Varias regiones de Ucrania registraron este martes cortes de electricidad en medio de temperaturas invernales, tras un ataque ruso a gran escala con drones y misiles que, según autoridades ucranianas, dejó al menos dos muertos y varios heridos.
El Ministerio de Energía de Ucrania publicó en Facebook que “Rusia está atacando nuevamente nuestra infraestructura energética” y que, por ello, se han aplicado cortes de suministro eléctrico de emergencia en varias zonas del país. La cartera indicó que los apagones estuvieron vinculados directamente a los daños causados por los bombardeos.
El operador eléctrico nacional Ukrenergo informó sobre incendios en distintas regiones como consecuencia del “ataque masivo con misiles y drones”. Señaló además que los ataques coincidian con un descenso de las temperaturas hacia niveles cercanos al punto de congelación en gran parte del país, lo que agravó el impacto de las interrupciones del servicio.
Las autoridades regionales confirmaron la muerte de una persona en la provincia occidental de Khmelnytsky y otra en Kiev. También reportaron varios heridos en diferentes puntos del territorio ucraniano, entre ellos niños, según comunicados locales.
Durante los ataques, Polonia activó medidas de seguridad aérea. El ejército polaco informó en X que desplegó aviones de combate para proteger su espacio aéreo ante la cercanía de los bombardeos rusos a la frontera oriental.
En el sur de Ucrania, las fuerzas rusas intensificaron en los últimos días los ataques contra la ciudad portuaria de Odesa, sobre el mar Negro. Las autoridades ucranianas afirmaron que las acciones buscan dañar la logística marítima. Este martes se produjeron nuevos ataques que causaron incendios en distintos puntos de la ciudad, aunque los servicios de emergencia no registraron heridos.
Los bombardeos también se concentraron en otras zonas del mar Negro, donde se informaron impactos en puentes y puertos. Las autoridades locales advirtieron que los ataques provocaron cortes de electricidad y calefacción que afectaron a miles de personas en pleno invierno.
La nueva ofensiva aérea se produjo después de las negociaciones celebradas el fin de semana en Miami, donde Estados Unidos mantuvo conversaciones por separado con delegaciones de Rusia y de Ucrania como parte de sus esfuerzos para poner fin a la guerra iniciada en febrero de 2022, cuando Moscú envió tropas a territorio ucraniano.

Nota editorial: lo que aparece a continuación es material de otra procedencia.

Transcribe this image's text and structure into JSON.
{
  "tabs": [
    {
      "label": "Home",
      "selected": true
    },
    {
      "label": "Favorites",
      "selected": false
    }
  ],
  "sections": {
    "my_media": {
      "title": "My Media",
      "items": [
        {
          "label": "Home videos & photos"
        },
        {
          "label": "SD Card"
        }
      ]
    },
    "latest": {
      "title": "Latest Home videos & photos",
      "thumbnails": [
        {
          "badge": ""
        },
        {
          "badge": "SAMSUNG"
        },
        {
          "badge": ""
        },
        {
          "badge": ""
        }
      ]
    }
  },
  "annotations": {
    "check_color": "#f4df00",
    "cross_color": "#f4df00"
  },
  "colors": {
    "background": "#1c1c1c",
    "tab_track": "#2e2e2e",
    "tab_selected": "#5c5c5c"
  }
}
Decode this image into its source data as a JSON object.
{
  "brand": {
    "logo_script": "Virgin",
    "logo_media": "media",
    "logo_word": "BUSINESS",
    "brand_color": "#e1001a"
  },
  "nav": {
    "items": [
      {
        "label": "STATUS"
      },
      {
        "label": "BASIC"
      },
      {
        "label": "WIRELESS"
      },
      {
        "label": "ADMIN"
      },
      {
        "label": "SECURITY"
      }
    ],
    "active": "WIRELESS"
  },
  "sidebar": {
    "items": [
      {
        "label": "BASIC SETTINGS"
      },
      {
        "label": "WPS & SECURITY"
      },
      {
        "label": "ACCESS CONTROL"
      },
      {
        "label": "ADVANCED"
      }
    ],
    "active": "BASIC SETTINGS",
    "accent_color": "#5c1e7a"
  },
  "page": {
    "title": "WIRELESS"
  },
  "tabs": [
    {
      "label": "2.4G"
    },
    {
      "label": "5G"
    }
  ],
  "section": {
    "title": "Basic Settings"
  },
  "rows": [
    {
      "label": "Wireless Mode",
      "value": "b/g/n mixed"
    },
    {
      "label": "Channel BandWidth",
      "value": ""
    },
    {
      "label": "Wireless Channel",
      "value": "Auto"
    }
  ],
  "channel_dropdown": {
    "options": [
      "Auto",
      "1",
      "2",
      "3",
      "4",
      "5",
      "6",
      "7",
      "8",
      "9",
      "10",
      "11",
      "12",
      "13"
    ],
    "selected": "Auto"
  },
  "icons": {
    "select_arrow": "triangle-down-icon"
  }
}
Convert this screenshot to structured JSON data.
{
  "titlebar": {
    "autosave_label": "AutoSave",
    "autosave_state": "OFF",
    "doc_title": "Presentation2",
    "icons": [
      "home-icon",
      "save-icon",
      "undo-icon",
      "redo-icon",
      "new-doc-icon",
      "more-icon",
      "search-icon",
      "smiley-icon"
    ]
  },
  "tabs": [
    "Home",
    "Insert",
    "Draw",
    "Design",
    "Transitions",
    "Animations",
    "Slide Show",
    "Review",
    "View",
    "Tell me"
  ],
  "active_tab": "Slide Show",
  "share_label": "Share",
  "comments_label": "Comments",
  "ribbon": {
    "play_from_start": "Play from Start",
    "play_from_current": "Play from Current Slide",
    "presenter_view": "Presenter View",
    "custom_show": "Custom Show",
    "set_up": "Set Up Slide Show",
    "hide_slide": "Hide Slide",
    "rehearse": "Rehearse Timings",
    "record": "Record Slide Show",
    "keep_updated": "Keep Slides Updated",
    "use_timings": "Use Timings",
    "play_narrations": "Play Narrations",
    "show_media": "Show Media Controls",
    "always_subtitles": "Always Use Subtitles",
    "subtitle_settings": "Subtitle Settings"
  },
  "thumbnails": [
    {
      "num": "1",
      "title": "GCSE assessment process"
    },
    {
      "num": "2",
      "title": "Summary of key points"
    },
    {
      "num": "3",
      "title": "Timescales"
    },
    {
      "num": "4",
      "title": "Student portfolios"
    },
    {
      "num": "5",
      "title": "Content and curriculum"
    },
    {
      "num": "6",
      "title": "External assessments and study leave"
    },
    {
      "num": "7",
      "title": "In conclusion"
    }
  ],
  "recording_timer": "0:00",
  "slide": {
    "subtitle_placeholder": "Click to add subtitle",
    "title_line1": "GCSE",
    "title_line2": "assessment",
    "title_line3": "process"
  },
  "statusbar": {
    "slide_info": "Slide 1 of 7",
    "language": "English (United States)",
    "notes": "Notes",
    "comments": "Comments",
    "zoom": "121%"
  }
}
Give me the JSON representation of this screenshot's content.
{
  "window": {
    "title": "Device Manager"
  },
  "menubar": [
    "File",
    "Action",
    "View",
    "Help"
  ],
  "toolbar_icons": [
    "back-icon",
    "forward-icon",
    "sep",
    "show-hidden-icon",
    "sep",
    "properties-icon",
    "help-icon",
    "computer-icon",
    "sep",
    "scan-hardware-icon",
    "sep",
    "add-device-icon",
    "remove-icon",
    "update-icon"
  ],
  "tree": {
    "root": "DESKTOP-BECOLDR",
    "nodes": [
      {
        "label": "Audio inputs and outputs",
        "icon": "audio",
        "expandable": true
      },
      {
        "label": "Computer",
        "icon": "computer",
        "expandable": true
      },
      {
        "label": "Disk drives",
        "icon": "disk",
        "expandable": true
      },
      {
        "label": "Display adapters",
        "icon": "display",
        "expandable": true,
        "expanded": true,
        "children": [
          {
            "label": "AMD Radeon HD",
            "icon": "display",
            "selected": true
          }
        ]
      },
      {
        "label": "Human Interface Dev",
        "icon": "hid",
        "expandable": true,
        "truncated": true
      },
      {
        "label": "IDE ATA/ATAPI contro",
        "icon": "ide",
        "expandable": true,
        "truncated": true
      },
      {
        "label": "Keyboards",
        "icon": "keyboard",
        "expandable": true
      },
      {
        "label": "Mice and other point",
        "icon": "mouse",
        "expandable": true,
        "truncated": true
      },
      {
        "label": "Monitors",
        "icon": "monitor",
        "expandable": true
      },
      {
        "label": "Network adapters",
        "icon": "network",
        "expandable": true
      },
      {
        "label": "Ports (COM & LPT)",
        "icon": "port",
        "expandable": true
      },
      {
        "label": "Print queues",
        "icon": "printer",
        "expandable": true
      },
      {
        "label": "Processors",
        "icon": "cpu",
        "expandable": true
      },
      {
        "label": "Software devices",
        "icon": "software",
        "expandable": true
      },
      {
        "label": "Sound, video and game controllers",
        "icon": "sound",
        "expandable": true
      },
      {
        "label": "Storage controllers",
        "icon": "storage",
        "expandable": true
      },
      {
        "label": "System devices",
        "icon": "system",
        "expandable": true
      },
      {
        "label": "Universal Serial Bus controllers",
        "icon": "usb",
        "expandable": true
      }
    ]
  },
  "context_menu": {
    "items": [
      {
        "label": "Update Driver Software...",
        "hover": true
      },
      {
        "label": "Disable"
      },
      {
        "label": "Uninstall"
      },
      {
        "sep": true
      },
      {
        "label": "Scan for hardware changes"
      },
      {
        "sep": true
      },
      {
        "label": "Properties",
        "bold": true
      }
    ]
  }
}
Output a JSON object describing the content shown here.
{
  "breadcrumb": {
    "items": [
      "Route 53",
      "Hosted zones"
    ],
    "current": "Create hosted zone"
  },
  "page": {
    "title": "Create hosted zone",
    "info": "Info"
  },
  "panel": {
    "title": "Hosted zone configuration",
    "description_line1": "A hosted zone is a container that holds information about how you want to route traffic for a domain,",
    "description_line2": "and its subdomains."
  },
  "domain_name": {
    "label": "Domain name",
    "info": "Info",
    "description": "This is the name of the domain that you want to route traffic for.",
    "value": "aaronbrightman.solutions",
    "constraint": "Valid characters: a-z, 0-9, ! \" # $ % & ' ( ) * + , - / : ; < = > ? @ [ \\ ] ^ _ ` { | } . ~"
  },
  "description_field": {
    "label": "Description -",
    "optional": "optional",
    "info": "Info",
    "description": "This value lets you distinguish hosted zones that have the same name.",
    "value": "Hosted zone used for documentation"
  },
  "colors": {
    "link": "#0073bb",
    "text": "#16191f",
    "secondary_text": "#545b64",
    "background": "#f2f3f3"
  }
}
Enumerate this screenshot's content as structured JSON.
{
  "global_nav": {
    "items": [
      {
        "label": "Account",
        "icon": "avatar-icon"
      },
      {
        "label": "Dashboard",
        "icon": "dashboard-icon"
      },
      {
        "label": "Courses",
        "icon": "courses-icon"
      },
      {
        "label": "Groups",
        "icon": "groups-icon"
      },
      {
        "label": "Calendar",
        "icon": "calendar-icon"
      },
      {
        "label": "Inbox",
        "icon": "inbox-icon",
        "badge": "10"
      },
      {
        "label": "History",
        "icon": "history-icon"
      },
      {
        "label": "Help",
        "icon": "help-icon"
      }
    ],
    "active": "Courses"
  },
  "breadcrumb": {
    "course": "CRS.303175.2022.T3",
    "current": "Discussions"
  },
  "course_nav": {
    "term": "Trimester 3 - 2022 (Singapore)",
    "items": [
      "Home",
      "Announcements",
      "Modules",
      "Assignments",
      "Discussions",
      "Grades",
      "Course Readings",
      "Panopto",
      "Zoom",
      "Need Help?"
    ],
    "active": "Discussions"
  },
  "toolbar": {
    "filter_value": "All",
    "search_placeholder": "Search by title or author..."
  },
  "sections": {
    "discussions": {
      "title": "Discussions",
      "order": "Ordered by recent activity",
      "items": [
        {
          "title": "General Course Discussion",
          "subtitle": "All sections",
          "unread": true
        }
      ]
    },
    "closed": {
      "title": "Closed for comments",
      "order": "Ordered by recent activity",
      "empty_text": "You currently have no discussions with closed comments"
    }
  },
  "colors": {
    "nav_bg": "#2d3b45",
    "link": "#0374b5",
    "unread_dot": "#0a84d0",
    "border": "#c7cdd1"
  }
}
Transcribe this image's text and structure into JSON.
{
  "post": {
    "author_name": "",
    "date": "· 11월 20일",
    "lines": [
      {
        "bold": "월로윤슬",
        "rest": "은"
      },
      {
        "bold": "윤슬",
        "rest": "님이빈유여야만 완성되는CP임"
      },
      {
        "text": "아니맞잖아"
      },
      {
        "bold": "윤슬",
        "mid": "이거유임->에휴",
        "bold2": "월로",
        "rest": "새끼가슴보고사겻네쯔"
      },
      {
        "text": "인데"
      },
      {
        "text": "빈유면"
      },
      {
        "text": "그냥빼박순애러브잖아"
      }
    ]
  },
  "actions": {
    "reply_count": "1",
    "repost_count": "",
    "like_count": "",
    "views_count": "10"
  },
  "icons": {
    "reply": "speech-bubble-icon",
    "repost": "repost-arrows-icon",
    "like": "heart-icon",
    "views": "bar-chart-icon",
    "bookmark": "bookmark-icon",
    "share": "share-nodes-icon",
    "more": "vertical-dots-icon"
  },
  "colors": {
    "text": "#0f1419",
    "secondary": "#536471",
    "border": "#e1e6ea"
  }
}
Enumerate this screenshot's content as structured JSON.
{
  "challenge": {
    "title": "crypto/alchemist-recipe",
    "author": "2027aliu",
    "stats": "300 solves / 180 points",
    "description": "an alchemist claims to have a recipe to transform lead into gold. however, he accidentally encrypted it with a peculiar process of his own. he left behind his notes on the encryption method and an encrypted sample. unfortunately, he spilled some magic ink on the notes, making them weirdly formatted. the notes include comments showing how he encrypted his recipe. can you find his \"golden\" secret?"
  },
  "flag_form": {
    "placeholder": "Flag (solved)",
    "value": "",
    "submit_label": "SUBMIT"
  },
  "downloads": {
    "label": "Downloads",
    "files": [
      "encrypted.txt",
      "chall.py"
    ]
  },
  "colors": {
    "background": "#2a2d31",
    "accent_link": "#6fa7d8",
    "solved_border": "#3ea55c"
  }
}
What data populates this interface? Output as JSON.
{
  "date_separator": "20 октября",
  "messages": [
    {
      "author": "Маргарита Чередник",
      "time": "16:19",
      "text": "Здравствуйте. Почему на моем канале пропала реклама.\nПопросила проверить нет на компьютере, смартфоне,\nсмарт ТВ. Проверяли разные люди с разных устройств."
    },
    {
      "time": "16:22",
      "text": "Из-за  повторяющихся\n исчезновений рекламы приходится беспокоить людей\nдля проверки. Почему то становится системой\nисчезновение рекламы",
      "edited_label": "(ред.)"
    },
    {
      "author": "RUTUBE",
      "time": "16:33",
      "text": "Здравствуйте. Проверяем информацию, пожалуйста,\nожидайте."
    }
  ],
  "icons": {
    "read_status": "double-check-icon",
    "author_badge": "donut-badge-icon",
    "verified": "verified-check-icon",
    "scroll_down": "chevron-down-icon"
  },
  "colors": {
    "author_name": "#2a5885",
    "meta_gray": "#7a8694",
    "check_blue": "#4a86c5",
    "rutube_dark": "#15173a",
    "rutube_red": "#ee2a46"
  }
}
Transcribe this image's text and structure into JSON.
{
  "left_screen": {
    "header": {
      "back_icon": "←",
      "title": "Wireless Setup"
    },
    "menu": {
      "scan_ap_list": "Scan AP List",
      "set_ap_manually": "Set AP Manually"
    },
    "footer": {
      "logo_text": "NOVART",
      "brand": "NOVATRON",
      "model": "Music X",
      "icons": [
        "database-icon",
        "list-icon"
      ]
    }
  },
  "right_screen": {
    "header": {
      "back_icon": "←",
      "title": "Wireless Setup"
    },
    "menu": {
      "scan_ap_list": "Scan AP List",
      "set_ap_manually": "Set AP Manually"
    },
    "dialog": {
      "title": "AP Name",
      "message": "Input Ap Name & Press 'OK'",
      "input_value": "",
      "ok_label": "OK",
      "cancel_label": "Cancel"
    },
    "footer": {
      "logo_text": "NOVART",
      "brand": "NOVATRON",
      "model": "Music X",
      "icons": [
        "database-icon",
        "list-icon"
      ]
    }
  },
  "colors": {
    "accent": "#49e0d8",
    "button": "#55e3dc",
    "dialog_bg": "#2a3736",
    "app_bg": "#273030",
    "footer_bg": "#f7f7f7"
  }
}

Tras esos encuentros, medios estatales rusos citaron al vicecanciller Sergei Ryabkov, quien dijo que “se observa un progreso lento”. Las delegaciones de Moscú y Kiev se reunieron por separado con los enviados del presidente estadounidense Donald Trump, Steve Witkoff y Jared Kushner, en la ciudad de Florida.
Por su parte, Witkoff destacó el tono de los intercambios y calificó las conversaciones de “constructivas”, aunque no se informaron avances concretos ni señales de un acuerdo inminente entre las partes.
Las autoridades ucranianas subrayaron que los ataques se centraron nuevamente en infraestructuras críticas, en particular en el sistema energético nacional, y señalaron que centrales eléctricas, subestaciones y redes de distribución estuvieron entre los objetivos alcanzados.
Equipos de emergencia y personal técnico trabajaron en distintas regiones para extinguir incendios, evaluar daños y avanzar en el restablecimiento del suministro eléctrico. Las autoridades instaron a la población a seguir las indicaciones de seguridad ante la continuidad de las alertas aéreas en varias zonas.